Last night, we introduced Dawson’s study on the Five Crowns in scripture, a study on rewards. As was evident in our discussion, context is king when it comes to the study of scripture. Dawson attempts to briefly introduce a massive study on the Christian life – specific facets of the Sanctification process – and soteriology (the study of the doctrine of salvation). One of our normative statements in this class is that it is okay to disagree with the book – and I believe this is a place where Dawson’s brevity betrays him.
Dawson’s simplistic introduction amounted to a series of proof-texting without context. A study of the five crowns must not be boiled down to the belief that there are simple trophies awaiting us if we’re faithful in doing good works… but they are the marks of Christian character forged in the very hottest fires of this life. In relational discipleship, the aim is to help another believer grasp the concept that a commitment to Christ is a commitment to Christ-centeredness in every area of life.
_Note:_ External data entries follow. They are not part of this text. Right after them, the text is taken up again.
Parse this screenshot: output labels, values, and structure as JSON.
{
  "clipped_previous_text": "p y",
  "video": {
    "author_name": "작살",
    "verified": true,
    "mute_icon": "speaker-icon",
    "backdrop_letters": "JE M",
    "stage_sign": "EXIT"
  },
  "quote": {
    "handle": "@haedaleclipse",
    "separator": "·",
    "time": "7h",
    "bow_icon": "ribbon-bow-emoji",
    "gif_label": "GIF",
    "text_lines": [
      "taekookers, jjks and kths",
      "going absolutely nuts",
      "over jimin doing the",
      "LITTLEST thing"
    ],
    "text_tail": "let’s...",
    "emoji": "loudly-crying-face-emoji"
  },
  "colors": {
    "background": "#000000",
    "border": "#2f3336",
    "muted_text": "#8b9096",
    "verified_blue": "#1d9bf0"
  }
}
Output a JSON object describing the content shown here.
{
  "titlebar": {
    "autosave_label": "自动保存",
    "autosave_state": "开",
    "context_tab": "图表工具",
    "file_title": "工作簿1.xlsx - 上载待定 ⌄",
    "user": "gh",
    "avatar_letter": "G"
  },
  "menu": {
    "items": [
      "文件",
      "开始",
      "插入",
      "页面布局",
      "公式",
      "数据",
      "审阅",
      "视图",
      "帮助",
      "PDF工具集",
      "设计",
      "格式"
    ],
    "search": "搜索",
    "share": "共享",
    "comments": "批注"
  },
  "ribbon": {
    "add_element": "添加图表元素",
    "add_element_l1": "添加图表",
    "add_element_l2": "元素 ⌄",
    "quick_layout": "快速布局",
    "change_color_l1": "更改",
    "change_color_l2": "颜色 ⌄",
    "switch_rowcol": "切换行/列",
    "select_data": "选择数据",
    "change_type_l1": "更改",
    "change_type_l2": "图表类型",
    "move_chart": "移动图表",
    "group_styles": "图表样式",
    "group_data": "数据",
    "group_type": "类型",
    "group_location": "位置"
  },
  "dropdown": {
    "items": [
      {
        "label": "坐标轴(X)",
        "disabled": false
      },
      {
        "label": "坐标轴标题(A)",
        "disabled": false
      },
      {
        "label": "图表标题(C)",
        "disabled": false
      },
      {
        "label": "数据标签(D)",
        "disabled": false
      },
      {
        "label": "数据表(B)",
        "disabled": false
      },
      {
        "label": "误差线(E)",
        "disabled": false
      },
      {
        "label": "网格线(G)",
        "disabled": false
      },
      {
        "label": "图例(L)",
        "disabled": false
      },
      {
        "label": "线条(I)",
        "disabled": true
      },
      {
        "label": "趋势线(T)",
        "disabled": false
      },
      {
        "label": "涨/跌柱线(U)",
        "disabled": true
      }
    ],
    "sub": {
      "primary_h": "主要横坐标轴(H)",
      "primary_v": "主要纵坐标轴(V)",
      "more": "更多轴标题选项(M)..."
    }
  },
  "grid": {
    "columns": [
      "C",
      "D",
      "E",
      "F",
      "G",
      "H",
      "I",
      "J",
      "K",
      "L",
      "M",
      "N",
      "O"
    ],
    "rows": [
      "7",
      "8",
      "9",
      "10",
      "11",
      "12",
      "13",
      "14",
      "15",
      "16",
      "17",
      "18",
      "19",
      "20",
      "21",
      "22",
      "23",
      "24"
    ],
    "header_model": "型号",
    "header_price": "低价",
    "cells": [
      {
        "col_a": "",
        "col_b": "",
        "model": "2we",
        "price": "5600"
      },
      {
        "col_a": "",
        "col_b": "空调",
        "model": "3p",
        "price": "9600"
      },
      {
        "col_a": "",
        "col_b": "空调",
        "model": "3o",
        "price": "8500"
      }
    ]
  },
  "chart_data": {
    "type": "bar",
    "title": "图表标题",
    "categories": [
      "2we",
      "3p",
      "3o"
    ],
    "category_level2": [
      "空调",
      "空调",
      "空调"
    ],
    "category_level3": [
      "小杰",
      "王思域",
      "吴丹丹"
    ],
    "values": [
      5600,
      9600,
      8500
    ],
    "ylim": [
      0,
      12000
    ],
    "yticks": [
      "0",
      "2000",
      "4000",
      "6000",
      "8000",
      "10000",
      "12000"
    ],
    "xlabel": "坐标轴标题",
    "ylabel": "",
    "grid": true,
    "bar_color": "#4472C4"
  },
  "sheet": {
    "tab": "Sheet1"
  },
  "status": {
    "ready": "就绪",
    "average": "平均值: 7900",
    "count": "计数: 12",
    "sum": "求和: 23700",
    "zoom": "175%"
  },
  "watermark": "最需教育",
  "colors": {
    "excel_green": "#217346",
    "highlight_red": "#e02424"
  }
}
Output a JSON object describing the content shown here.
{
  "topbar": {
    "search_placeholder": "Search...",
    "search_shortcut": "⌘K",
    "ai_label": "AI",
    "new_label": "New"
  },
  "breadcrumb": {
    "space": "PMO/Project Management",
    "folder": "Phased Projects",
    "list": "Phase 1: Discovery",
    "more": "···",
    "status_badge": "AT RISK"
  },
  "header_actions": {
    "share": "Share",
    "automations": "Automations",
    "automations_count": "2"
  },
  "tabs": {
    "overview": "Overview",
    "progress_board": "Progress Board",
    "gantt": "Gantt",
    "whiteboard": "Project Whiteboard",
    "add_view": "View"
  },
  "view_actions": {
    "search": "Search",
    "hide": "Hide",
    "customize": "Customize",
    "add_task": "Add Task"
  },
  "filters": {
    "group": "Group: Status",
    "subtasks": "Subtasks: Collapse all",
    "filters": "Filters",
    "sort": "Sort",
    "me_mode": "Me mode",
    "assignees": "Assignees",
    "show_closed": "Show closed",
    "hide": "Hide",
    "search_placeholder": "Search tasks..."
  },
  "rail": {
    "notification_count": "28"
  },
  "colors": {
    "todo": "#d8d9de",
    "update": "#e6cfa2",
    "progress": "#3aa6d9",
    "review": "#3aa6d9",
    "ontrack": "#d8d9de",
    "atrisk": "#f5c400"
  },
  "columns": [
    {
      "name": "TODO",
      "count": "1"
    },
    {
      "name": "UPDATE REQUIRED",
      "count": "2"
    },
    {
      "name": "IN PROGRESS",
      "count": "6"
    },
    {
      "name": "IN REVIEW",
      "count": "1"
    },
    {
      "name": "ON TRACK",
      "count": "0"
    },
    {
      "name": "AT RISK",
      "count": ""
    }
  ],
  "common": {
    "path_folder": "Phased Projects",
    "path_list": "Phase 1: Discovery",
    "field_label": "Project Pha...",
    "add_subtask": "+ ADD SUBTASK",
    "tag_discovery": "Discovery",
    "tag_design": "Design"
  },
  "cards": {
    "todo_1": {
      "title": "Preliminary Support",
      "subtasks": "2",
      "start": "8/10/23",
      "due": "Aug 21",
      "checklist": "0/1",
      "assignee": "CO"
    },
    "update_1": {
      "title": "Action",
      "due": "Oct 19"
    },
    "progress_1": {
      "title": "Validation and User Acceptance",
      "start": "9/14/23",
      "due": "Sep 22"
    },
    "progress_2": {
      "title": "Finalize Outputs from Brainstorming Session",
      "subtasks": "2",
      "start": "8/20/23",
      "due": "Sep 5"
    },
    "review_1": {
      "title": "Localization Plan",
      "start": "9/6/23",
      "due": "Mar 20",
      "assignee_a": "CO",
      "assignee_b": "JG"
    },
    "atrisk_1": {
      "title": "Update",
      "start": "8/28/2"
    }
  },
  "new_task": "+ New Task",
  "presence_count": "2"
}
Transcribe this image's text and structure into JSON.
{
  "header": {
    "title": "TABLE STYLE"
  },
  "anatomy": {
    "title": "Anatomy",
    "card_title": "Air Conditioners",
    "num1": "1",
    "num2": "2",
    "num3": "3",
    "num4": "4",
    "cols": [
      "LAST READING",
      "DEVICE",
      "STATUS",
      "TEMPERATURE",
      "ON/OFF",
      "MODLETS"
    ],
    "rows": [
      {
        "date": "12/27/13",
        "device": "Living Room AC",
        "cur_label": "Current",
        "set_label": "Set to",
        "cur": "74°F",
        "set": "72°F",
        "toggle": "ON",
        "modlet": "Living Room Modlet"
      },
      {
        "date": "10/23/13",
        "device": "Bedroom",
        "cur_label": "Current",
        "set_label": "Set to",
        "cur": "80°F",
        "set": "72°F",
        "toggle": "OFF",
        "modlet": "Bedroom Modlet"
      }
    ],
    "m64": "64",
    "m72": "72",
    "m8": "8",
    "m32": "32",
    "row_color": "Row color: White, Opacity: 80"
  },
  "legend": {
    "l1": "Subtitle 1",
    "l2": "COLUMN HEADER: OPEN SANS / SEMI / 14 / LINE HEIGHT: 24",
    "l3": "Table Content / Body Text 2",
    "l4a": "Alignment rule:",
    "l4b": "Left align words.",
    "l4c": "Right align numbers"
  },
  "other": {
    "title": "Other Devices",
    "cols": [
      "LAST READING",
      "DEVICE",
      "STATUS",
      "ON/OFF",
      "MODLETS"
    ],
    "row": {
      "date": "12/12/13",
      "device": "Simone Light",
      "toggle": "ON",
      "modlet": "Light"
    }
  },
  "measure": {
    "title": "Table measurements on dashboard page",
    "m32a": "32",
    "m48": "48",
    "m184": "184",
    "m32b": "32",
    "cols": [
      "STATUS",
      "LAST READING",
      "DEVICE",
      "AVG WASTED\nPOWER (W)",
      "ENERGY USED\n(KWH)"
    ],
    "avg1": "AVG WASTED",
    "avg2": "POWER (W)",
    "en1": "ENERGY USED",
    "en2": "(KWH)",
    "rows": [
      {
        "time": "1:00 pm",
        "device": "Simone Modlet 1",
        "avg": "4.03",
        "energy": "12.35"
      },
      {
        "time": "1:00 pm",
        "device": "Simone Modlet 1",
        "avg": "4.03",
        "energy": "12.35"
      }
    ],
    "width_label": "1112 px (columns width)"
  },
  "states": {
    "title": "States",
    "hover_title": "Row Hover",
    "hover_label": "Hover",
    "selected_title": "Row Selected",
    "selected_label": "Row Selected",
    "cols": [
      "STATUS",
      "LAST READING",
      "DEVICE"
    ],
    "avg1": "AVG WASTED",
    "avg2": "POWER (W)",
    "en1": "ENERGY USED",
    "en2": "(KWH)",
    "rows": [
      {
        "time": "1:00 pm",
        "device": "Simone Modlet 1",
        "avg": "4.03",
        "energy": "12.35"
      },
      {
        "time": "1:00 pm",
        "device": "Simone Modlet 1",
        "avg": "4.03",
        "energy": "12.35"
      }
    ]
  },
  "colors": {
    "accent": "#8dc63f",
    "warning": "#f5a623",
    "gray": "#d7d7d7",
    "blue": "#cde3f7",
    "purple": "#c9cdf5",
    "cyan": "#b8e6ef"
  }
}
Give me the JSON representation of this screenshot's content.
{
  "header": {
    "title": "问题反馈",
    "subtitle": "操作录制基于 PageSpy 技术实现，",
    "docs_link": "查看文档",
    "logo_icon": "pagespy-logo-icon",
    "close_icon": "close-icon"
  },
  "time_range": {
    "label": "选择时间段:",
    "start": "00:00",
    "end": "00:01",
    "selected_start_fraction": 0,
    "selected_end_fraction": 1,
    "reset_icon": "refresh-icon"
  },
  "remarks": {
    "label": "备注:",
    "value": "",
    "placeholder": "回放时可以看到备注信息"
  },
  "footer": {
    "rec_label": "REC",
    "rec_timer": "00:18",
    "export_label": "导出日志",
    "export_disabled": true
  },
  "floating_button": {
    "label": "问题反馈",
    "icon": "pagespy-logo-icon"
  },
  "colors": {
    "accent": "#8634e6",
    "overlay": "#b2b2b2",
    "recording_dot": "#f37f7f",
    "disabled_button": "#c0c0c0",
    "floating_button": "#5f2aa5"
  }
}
This is my heart and I pray it was evident last night.
For instance, the crown of life referenced in James must be considered in the context of the letter’s initial audience – those in real persecution. Enduring trial of persecution – at times to the point of martyrdom – is what the “bishop of Jerusalem” was speaking about when writing. Love – as God defines it – calls us to sacrifice and even suffer for the other. Alternatively, it is often the one(s) we suffer for that we fall in love with the most.